Antarctica is About to Unleash an Iceberg Twice the Size of New York City

An ice shelf in Antarctica is about to give birth to a baby. This baby is a giant, spawned by growing cracks in the Brunt Ice Shelf. It’s not clear what this’ll mean to the scientific infrastructure in the area, and to the human presence, which were both established in the 1950s.

The Brunt Ice Shelf is located in the Coats Land area on the coast of the Waddell Sea in Antarctica. There are massive cracks in the ice there, which are about to create an iceberg over twice the size of New York City. One of the cracks is called the Halloween Crack because it first appeared near the end of October 2016.

The Halloween crack and the soon-to-be-calved iceberg are part of a bigger story in Antarctica.

In 1956, the British set up the Halley Research Station on the Brunt Ice Shelf. It was set up there to study Earth’s atmosphere, and in 1985 scientists at Halley discovered the ozone hole. Over the years since it was established, it has been moved several times due to the threat posed by chasms and cracks in the ice.

Most recently, it was relocated in 2017, due to the growth of two chasms in the ice shelf it sits on, the Brunt Ice Shelf.

An overview of the Brunt Ice Shelf, showing the Halloween Crack, the McDonald Ice Rumples, the two sites of the Halley Research Station, and the two Chasms. Image: British Antarctic Survey.

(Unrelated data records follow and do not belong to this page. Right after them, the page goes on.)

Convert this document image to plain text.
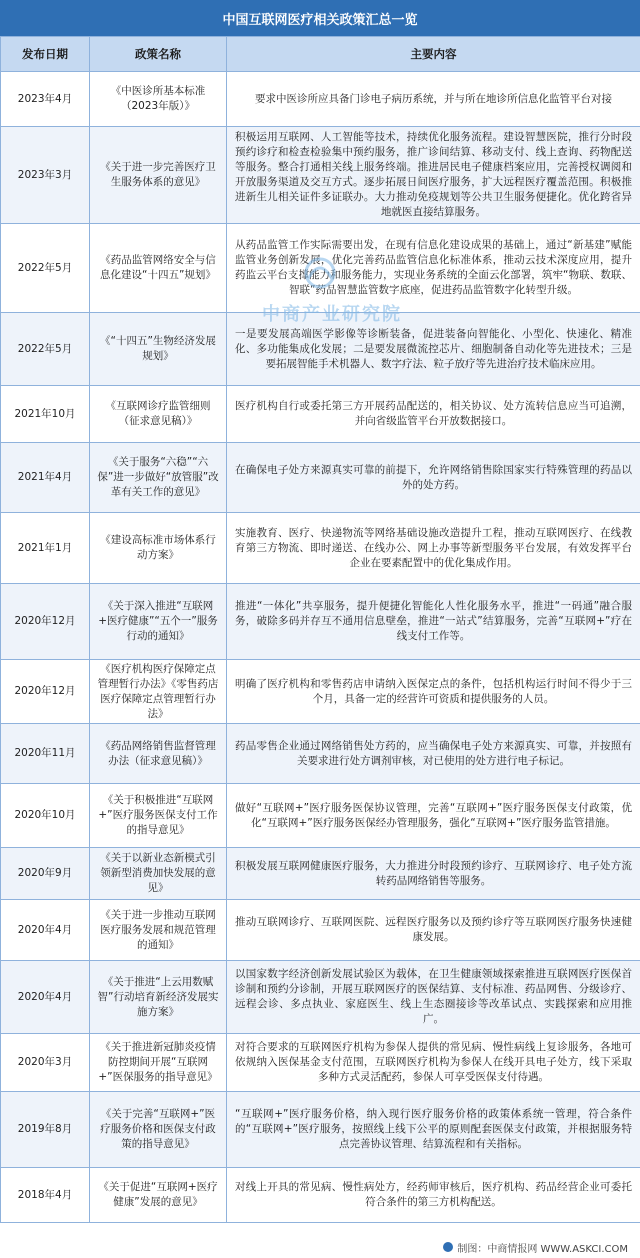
中国互联网医疗相关政策汇总一览
发布日期	政策名称	主要内容
2023年4月	《中医诊所基本标准（2023年版）》	要求中医诊所应具备门诊电子病历系统，并与所在地诊所信息化监管平台对接
2023年3月	《关于进一步完善医疗卫生服务体系的意见》	积极运用互联网、人工智能等技术，持续优化服务流程。建设智慧医院，推行分时段预约诊疗和检查检验集中预约服务，推广诊间结算、移动支付、线上查询、药物配送等服务。整合打通相关线上服务终端。推进居民电子健康档案应用，完善授权调阅和开放服务渠道及交互方式。逐步拓展日间医疗服务，扩大远程医疗覆盖范围。积极推进新生儿相关证件多证联办。大力推动免疫规划等公共卫生服务便捷化。优化跨省异地就医直接结算服务。
2022年5月	《药品监管网络安全与信息化建设“十四五”规划》	从药品监管工作实际需要出发，在现有信息化建设成果的基础上，通过“新基建”赋能监管业务创新发展，优化完善药品监管信息化标准体系，推动云技术深度应用，提升药监云平台支撑能力和服务能力，实现业务系统的全面云化部署，筑牢“物联、数联、智联”药品智慧监管数字底座，促进药品监管数字化转型升级。
2022年5月	《“十四五”生物经济发展规划》	一是要发展高端医学影像等诊断装备，促进装备向智能化、小型化、快速化、精准化、多功能集成化发展；二是要发展微流控芯片、细胞制备自动化等先进技术；三是要拓展智能手术机器人、数字疗法、粒子放疗等先进治疗技术临床应用。
2021年10月	《互联网诊疗监管细则（征求意见稿）》	医疗机构自行或委托第三方开展药品配送的，相关协议、处方流转信息应当可追溯，并向省级监管平台开放数据接口。
2021年4月	《关于服务“六稳”“六保”进一步做好“放管服”改革有关工作的意见》	在确保电子处方来源真实可靠的前提下，允许网络销售除国家实行特殊管理的药品以外的处方药。
2021年1月	《建设高标准市场体系行动方案》	实施教育、医疗、快递物流等网络基础设施改造提升工程，推动互联网医疗、在线教育第三方物流、即时递送、在线办公、网上办事等新型服务平台发展，有效发挥平台企业在要素配置中的优化集成作用。
2020年12月	《关于深入推进“互联网+医疗健康”“五个一”服务行动的通知》	推进“一体化”共享服务，提升便捷化智能化人性化服务水平，推进“一码通”融合服务，破除多码并存互不通用信息壁垒，推进“一站式”结算服务，完善“互联网+”疗在线支付工作等。
2020年12月	《医疗机构医疗保障定点管理暂行办法》《零售药店医疗保障定点管理暂行办法》	明确了医疗机构和零售药店申请纳入医保定点的条件，包括机构运行时间不得少于三个月，具备一定的经营许可资质和提供服务的人员。
2020年11月	《药品网络销售监督管理办法（征求意见稿）》	药品零售企业通过网络销售处方药的，应当确保电子处方来源真实、可靠，并按照有关要求进行处方调剂审核，对已使用的处方进行电子标记。
2020年10月	《关于积极推进“互联网+”医疗服务医保支付工作的指导意见》	做好“互联网+”医疗服务医保协议管理，完善“互联网+”医疗服务医保支付政策，优化“互联网+”医疗服务医保经办管理服务，强化“互联网+”医疗服务监管措施。
2020年9月	《关于以新业态新模式引领新型消费加快发展的意见》	积极发展互联网健康医疗服务，大力推进分时段预约诊疗、互联网诊疗、电子处方流转药品网络销售等服务。
2020年4月	《关于进一步推动互联网医疗服务发展和规范管理的通知》	推动互联网诊疗、互联网医院、远程医疗服务以及预约诊疗等互联网医疗服务快速健康发展。
2020年4月	《关于推进“上云用数赋智”行动培育新经济发展实施方案》	以国家数字经济创新发展试验区为载体，在卫生健康领域探索推进互联网医疗医保首诊制和预约分诊制，开展互联网医疗的医保结算、支付标准、药品网售、分级诊疗、远程会诊、多点执业、家庭医生、线上生态圈接诊等改革试点、实践探索和应用推广。
2020年3月	《关于推进新冠肺炎疫情防控期间开展“互联网+”医保服务的指导意见》	对符合要求的互联网医疗机构为参保人提供的常见病、慢性病线上复诊服务，各地可依规纳入医保基金支付范围，互联网医疗机构为参保人在线开具电子处方，线下采取多种方式灵活配药，参保人可享受医保支付待遇。
2019年8月	《关于完善“互联网+”医疗服务价格和医保支付政策的指导意见》	“互联网+”医疗服务价格，纳入现行医疗服务价格的政策体系统一管理，符合条件的“互联网+”医疗服务，按照线上线下公平的原则配套医保支付政策，并根据服务特点完善协议管理、结算流程和有关指标。
2018年4月	《关于促进“互联网+医疗健康”发展的意见》	对线上开具的常见病、慢性病处方，经药师审核后，医疗机构、药品经营企业可委托符合条件的第三方机构配送。
中商产业研究院
制图：中商情报网 WWW.ASKCI.COM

But now Chasm 1 is opening up faster and faster, putting the future of Halley Research Station into jeopardy. The chasm was stable for about 35 years, but lately it’s been accelerating, growing northward as fast as 4 km per year. It’s not clear where the Halloween Crack and the chasm will meet, but when they do, it could de-stabilize the entire ice shelf.

The McDonald Ice Rumples also play a role in this icy drama. Rumples are formed when ice flows over a rocky formation where the bedrock rises high enough to contact the underside of the ice shelf. The bedrock can impede the flow of ice, and that causes rifts, crevasses, and pressure waves. None of those are good for stability.

The McDonald Ice Rumples. Image Credit: NASA Earth Observatory.

“The near-term future of Brunt Ice Shelf likely depends on where the existing rifts merge relative to the McDonald Ice Rumples,” said Joe MacGregor, a glaciologist at NASA’s Goddard Space Flight Center. “If they merge upstream (south) of the McDonald Ice Rumples, then it’s possible that the ice shelf will be destabilized.”

This would be the largest iceberg to ever break off from the Brunt Ice Shelf, at least since we’ve been paying attention, and scientists have been observing it since 1915. Calving isn’t unusual for ice shelfs, but this level of change is unusual for the area.

“We don’t have a clear picture of what drives the shelf’s periods of advance and retreat through calving,” said NASA/UMBC glaciologist Chris Shuman. “The likely future loss of the ice on the other side of the Halloween Crack suggests that more instability is possible, with associated risk to Halley VIa.”

The iceberg will be about 1700 sq. km., depending on where the cracks meet. By Antarctic standards, that’s not huge. But as stated previously, it would be the largest we’ve seen break off from the Brunt Ice Shelf. Of deeper concern is what it could mean for the stability of the remaining shelf.

The growing instability in the shelf has already meant that Halley Station has had to close down twice in recent years, and be relocated.

The Halley Research Station in Antarctica. Image: CC BY-SA 4.0,

The growth of cracks in the ice is apparent in the following two images. They’re both satellite images of the same area, taken 33 years apart. The top image is from January 1986. The bottom image is from January 2019.

A satellite image of the Brunt Ice Shelf in 1986. Image Credit: NASA
A satellite image of the Brunt Ice Shelf in 2019. Notice the large crack running vertically up the image. Image Credit: NASA.

For now it’s a waiting game for Antarctica, the Brunt Ice Shelf, and for the Halley Research Station. The research station has only been in its current location for a couple years. It may have to move again.